Apple:
Absturzgefährdet?

Andreas Göldi, 12. Januar 2006 08:38 Uhr, 0 Kommentare Kommentare

Die Freude in der Apple-Gemeinde ist gross: Viel früher als erwartet bringt Apple die neuen “MacBooks” auf Intel-Basis auf den Markt. Der iPod verkauft sich weiterhin sensationell. Alles prima also?

Nicht so schnell: Innovations-Guru Clayton Christensen, über dessen sehr relevantes Werk ich hier schon öfters geschrieben habe, hebt den Warnfinger.

Apple läuft Gefahr, bezüglich iTunes und iPod wieder den gleichen Fehler zu machen wie schon einmal in seiner Geschichte, so Christensen in der BusinessWeek. Schon einmal, in der Anfangszeit der PCs, hatte Apple eine starke Marktstellung, beharrte aber auf seiner proprietären Plattform und wurde darum rechts und links von der Konkurrenz überholt, die auf offene Standards setzte.
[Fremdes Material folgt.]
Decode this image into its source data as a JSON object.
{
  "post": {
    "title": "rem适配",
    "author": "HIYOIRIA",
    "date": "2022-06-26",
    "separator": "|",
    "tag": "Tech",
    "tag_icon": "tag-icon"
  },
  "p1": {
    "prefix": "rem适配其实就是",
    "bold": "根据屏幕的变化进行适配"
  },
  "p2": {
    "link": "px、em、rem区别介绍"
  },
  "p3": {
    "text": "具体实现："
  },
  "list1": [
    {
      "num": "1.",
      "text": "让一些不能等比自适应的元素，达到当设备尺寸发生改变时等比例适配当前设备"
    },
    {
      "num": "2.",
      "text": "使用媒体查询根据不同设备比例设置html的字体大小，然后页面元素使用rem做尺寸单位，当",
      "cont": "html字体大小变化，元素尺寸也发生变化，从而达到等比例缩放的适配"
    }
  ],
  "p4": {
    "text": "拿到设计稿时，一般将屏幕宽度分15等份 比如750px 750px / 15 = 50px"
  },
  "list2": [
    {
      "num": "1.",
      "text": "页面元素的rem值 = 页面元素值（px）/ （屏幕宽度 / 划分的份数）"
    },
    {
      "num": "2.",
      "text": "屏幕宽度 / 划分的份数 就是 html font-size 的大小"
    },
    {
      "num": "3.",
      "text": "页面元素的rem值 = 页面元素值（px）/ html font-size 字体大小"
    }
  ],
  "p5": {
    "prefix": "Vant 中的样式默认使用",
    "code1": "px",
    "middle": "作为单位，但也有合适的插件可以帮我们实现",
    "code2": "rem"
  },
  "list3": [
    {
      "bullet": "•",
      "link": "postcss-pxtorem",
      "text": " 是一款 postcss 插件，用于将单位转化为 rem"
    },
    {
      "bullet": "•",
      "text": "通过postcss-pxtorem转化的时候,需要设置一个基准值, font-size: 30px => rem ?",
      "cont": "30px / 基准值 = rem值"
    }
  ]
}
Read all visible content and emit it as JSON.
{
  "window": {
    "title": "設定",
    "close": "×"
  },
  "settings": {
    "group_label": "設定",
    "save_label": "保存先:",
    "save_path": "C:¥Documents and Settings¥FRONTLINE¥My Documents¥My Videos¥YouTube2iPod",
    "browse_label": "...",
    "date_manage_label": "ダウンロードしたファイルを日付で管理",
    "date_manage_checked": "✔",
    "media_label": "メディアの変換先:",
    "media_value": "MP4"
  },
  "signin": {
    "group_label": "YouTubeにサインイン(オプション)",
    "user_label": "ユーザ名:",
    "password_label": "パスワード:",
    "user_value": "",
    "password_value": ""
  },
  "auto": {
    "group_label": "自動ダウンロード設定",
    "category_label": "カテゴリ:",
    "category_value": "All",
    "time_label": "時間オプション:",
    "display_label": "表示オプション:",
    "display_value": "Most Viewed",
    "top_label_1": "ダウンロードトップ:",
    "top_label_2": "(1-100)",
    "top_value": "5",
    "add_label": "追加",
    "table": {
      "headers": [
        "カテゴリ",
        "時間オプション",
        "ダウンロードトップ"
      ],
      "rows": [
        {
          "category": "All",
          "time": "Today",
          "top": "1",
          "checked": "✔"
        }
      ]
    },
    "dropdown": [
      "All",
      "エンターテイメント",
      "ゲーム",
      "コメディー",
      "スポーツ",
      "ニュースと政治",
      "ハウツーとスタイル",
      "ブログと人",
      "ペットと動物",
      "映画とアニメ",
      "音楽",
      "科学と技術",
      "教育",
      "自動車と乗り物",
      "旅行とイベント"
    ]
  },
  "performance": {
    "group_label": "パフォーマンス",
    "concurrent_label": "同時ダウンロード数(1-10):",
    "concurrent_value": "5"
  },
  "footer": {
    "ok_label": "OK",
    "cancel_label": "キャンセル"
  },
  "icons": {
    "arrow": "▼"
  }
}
Jeder Markt, sagt Harvard-Professor Christensen, entwickelt sich früher oder später in Richtung offener Standards, und das wird auch bei den MP3-Playern und Musikdownloads zwangsläufig passieren.

Christensen geht sogar noch weiter: Steve Jobs ist als Apple-CEO deshalb so viel erfolgreicher als seine Vorgänger, behauptet er, weil er die Firma das machen lässt, was sie machen will: Coole Produkte mit proprietärer Technologie rauszubringen. Ob Apple auch einen massiven Shift hin zu offenen Standards überleben könnte, wäre unter dieser Betrachtung fraglich.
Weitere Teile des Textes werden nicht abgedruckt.